Longtemps j'ai pensé que ce nom s'écrivait Albacer, qu'il fallait chercher du côté de l'Espagne, y voir un mot d'origine arabe, avec l'article défini Al, un nom de lieu comme Albacete ou Albarracin.
Or, si j'en crois Geneanet, l'origine de ce nom est à chercher en Alsace, à Ebermunster, Ebersheim, Richwiller, etc. Ce patronyme proviendrait de l'agglutination des mots ald buessen qui signifient « celui qui répare les vieux trous, le rétameur ». Ce nom précise le métier ancestral, et aussi, serais-je tenté d'ajouter, moi qui connais un peu l'artiste, l'artiste singulier qu'il est, son activité principale maintenant qu'il est en retraite. Cette façon bien à lui de récupérer tout ce qui peut servir de support, carton déplié, emballage de chocolat (Lindt), de lui redonner vie, une autre vie. De suivre les pointillés pour mieux déborder. De passer et repasser sur la ligne jusqu’à ce qu’elle disparaisse.

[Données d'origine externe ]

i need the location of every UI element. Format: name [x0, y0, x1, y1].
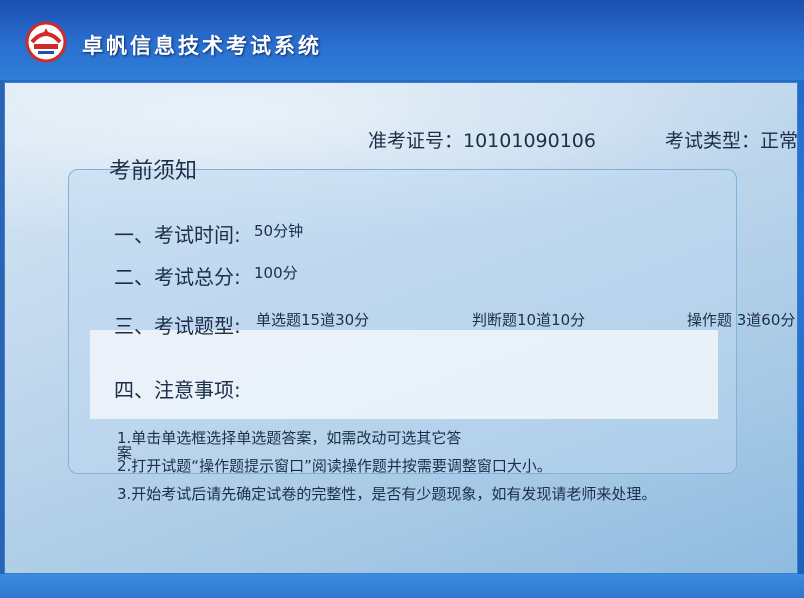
title-bar: 卓帆信息技术考试系统 [0, 0, 804, 80]
exam-score-value: 100分 [254, 264, 298, 282]
notes-label: 四、注意事项: [114, 378, 241, 402]
window-bottom-edge [0, 574, 804, 598]
app-title: 卓帆信息技术考试系统 [82, 34, 322, 58]
rule-item: 2.打开试题“操作题提示窗口”阅读操作题并按需要调整窗口大小。 [117, 457, 552, 475]
question-type-operate: 操作题 3道60分 [687, 311, 796, 329]
rule-item: 1.单击单选框选择单选题答案，如需改动可选其它答 [117, 429, 462, 447]
exam-score-label: 二、考试总分: [114, 265, 241, 289]
rule-item: 3.开始考试后请先确定试卷的完整性，是否有少题现象，如有发现请老师来处理。 [117, 485, 657, 503]
exam-time-value: 50分钟 [254, 222, 304, 240]
exam-system-logo-icon [25, 21, 67, 63]
exam-time-label: 一、考试时间: [114, 223, 241, 247]
notice-title: 考前须知 [109, 159, 198, 184]
question-types-label: 三、考试题型: [114, 314, 241, 338]
question-type-single: 单选题15道30分 [256, 311, 370, 329]
exam-type: 考试类型：正常 [665, 130, 799, 152]
question-type-judge: 判断题10道10分 [472, 311, 586, 329]
ticket-number: 准考证号：10101090106 [368, 130, 596, 152]
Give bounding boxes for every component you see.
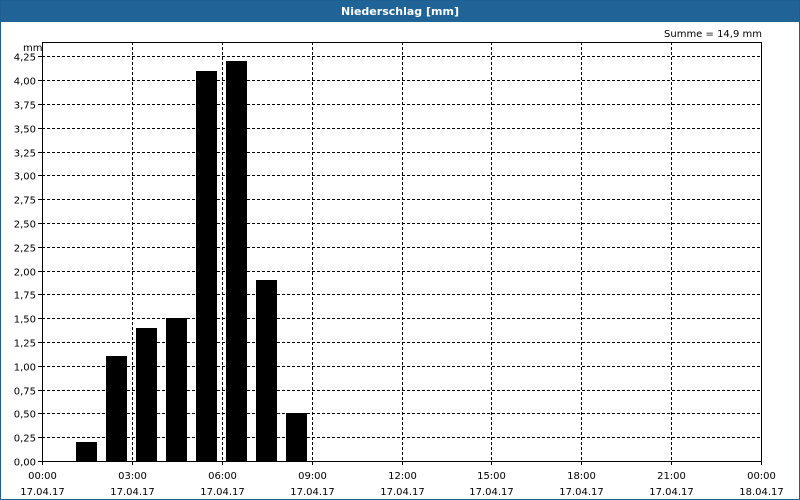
y-tick-label: 0,00 xyxy=(14,458,36,469)
x-tick-time: 15:00 xyxy=(477,471,506,482)
x-tick-date: 18.04.17 xyxy=(739,487,784,498)
x-tick-time: 00:00 xyxy=(747,471,776,482)
x-tick-time: 09:00 xyxy=(298,471,327,482)
x-tick-date: 17.04.17 xyxy=(649,487,694,498)
y-tick-label: 2,00 xyxy=(14,268,36,279)
precipitation-bar xyxy=(136,328,157,461)
y-tick-label: 0,50 xyxy=(14,410,36,421)
x-tick-date: 17.04.17 xyxy=(469,487,514,498)
x-tick-date: 17.04.17 xyxy=(20,487,65,498)
x-tick-date: 17.04.17 xyxy=(290,487,335,498)
y-tick-label: 4,00 xyxy=(14,77,36,88)
precipitation-bar xyxy=(286,413,307,461)
axes: 0,00 0,25 0,50 0,75 1,00 1,25 1,50 1,75 2,00 2,25… xyxy=(14,42,784,498)
x-tick-time: 18:00 xyxy=(567,471,596,482)
precipitation-bar xyxy=(226,61,247,461)
y-tick-label: 2,50 xyxy=(14,220,36,231)
precipitation-bar xyxy=(166,318,187,461)
x-tick-time: 00:00 xyxy=(28,471,57,482)
sum-label: Summe = 14,9 mm xyxy=(664,29,762,40)
y-axis-label: mm xyxy=(23,43,42,54)
x-tick-time: 03:00 xyxy=(118,471,147,482)
y-tick-label: 3,50 xyxy=(14,125,36,136)
x-tick-date: 17.04.17 xyxy=(110,487,155,498)
y-tick-label: 3,00 xyxy=(14,172,36,183)
x-tick-time: 21:00 xyxy=(657,471,686,482)
precipitation-chart: 0,00 0,25 0,50 0,75 1,00 1,25 1,50 1,75 2,00 2,25… xyxy=(14,29,784,498)
precipitation-bar xyxy=(76,442,97,461)
x-tick-date: 17.04.17 xyxy=(200,487,245,498)
x-tick-time: 12:00 xyxy=(388,471,417,482)
y-tick-label: 3,75 xyxy=(14,101,36,112)
y-tick-label: 0,25 xyxy=(14,434,36,445)
precipitation-bar xyxy=(256,280,277,461)
precipitation-bar xyxy=(196,71,217,461)
chart-window: Niederschlag [mm] 0,00 0,25 0,50 0,75 1,00 1,… xyxy=(0,0,800,500)
bars xyxy=(76,61,307,461)
y-tick-label: 1,50 xyxy=(14,315,36,326)
y-tick-label: 3,25 xyxy=(14,149,36,160)
y-tick-label: 1,25 xyxy=(14,339,36,350)
y-tick-label: 1,00 xyxy=(14,363,36,374)
x-tick-date: 17.04.17 xyxy=(380,487,425,498)
y-tick-label: 1,75 xyxy=(14,291,36,302)
y-tick-label: 2,25 xyxy=(14,244,36,255)
y-tick-label: 0,75 xyxy=(14,387,36,398)
y-tick-label: 4,25 xyxy=(14,53,36,64)
x-tick-time: 06:00 xyxy=(208,471,237,482)
x-tick-date: 17.04.17 xyxy=(559,487,604,498)
precipitation-bar xyxy=(106,356,127,461)
y-tick-label: 2,75 xyxy=(14,196,36,207)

Et avec elle la frontière. Entre dedans et dehors. Entre le même et l’autre. Quand il ne l'efface pas, il la déplace. Pierre Albasser vous fabrique comme personne un horizon. Aujourd'hui, il est bleu. Qui peut dire ce qu'il sera demain ?
Avec lui, c'est toujours un peu la fête des binômes.
Je ne parle pas du couple qu'il forme avec celle qu'il appelle l'archiviste. Qui l'est, et qui est plus que cela. Gudrun met en scène les œuvres de Pierre, elle les photographie, mais elle crée aussi, sous le nom de GEHA, et ses photos, ses gravures font une oeuvre. Ses enveloppes aussi. Certaines provenant de papiers déchirés qu'elle recompose. Sans se demander si c'est du mail art ou de l'art postal, de l'art posté ou de l'art timbré.
Je pense à un autre duo. Au flâneur et au chiffonnier, comme les voit Walter Benjamin. Le flâneur regarde vers les étoiles, le chiffonnier les haillons. Le flâneur est désordonné, impulsif, ambigu. Le chiffonnier méthodique, dans sa collecte des guenilles. Réfléchi, implacable. Il veut mettre de l'ordre dans sa hotte, donner un nouvel usage aux rebuts de la société. Tout les oppose, et tout les rapproche. Le flâneur et le chiffonnier, ici, sont des jumeaux. De vrais faux jumeaux.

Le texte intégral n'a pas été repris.